Nach kurzer Beratung von Kleinhirn und Schlafzentrum wird beschlossen, sich Richtung Küche zu zwängen, einen gigantischen Eimer Kaffee anzurühren und das Problem als solches vorerst zu ignorieren.

Zwei Eimer Kaffee später geht der capt'n Richtung Diele um zu ergründen, ob Kartongrösse und Gewicht einhergehen. Ein kurzes Rütteln am Karton zeigt eindeutig, dass dieser mit dem Fussboden verschweisst ist und sich deshalb nicht bewegt... das Kleinhirn empfiehlt Duschen und Einkaufen, der capt'n stimmt zu.

Vom Einkaufen zurück zwängt sich der capt'n erneut am Karton vorbei in die Küche. Es beginnt ihm langsam zu stinken dass dieser Koloss seine Diele verstopft und als ihm einfällt dass er vergessen hat die Post mit hochzunehmen fällt ihm auf, wie oft er doch das Haus verlässt. Na gut, dann eben vorerst keine Post.

Nachdem er den Karton oben geöffnet und die Anleitung entnommen hat liest der capt'n, dass er für den Fall einer Rücksendung den Karton möglichst behalten solle. Behalten ??? In anderen Ländern wohnt da eine dreiköpfige Familie drin !!

Er zückt das Teppichmesser und macht mit einem Längsschnitt aus dem Karton einen begehbaren Schrank.

Schnee ? Mitten im August ? Wenn's sogar drinnen schneit muss es ziemlich kalt geworden sein ... der capt'n watet beinahe kniehoch durch Styroporkügelchen, die sich wie ein Tsunami aus dem Karton bis in die Küche ergiessen.

'Gut, muss ich mir wenigstens nicht überlegen, was die Putze Fussbodenkosmetikern / Facility Managerin nächste Woche macht' denkt sich der capt'n und schleift den Inhalt des Kartons ins Wohnzimmer. Er schleift, er trägt nicht, denn auch der Kartoninhalt ist fest mit dem Fussboden verbunden.

Mit sich zieht er eine Wolke weisser Schneeflocken was den Vorteil hat, das er im nur noch knöchelhohen Belag in der Diele nach und nach das gesamte Zubehör entdeckt.

Der für das Monstrum vorgesehene Platz würde ausreichen, wenn er nicht oben auf der bauchhohen Kommode wäre. Der capt'n wagt es trotzdem und wuchtet 36 Kilo Drucker auf die Ablage. Die Kommode knarzt jämmerlich, bricht jedoch nicht unmittelbar zusammen.

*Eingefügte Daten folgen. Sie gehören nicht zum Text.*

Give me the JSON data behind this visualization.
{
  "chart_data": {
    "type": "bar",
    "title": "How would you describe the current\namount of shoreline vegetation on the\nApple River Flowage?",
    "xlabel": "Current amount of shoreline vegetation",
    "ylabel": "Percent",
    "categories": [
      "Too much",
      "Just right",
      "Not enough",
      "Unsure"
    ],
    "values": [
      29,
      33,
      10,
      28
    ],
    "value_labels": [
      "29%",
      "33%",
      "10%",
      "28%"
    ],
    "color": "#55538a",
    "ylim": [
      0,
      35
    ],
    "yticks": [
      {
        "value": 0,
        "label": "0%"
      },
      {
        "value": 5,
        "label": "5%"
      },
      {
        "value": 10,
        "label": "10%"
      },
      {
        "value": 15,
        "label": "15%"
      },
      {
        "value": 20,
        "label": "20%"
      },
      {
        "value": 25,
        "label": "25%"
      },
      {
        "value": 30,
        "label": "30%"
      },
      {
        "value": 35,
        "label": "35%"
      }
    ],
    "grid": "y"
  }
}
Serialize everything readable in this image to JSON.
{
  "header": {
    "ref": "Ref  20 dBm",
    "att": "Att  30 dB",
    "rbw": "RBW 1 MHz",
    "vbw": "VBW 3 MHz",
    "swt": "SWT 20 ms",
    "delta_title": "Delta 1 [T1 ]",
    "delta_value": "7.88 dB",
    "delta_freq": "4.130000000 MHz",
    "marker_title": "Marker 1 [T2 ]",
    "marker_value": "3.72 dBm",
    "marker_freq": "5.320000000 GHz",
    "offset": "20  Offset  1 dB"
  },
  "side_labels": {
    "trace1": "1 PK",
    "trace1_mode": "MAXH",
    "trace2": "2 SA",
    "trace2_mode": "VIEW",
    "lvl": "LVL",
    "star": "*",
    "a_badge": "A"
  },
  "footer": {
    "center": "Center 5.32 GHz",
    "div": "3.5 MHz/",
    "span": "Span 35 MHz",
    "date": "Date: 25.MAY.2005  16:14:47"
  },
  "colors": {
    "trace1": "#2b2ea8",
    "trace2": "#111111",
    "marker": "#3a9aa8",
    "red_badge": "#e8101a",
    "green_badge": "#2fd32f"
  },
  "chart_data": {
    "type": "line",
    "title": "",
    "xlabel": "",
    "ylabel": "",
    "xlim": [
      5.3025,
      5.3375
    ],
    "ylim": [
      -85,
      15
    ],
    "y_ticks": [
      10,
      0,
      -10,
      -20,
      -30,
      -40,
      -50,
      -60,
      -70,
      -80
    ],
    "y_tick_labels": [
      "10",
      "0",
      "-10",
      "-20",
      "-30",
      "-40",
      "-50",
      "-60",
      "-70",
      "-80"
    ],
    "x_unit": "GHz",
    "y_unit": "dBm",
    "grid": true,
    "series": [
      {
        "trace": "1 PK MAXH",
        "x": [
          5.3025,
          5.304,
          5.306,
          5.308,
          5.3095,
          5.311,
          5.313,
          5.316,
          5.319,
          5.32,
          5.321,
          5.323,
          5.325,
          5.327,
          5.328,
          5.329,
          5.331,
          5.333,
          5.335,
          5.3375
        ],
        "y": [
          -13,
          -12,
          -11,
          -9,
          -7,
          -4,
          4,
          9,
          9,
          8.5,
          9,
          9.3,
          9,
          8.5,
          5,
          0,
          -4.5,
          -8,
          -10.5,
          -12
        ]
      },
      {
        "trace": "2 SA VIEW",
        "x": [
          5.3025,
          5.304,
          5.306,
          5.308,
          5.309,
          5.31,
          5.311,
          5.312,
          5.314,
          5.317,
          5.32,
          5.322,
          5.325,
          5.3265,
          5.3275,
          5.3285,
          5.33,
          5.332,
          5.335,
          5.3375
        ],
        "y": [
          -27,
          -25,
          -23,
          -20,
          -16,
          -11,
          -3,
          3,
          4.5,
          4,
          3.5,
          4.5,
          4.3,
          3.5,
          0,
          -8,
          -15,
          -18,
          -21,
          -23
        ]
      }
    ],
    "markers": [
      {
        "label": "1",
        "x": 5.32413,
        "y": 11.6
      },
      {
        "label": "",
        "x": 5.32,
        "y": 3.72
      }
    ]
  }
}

Die Betriebsanleitung ist sehr gut, leider dadurch ihre Oma-Tauglichkeit auch ein wenig länglich. Aber nur eine halbe Stunde später hält der capt'n zum ersten mal seinen Briefkopf in Farbe in der Hand. Wow, der Testabzug aus der Druckerei ist auch auf den zweiten Blick keinen Deut besser.

Und jetzt geht der capt'n Schneengel in seiner Diele spielen.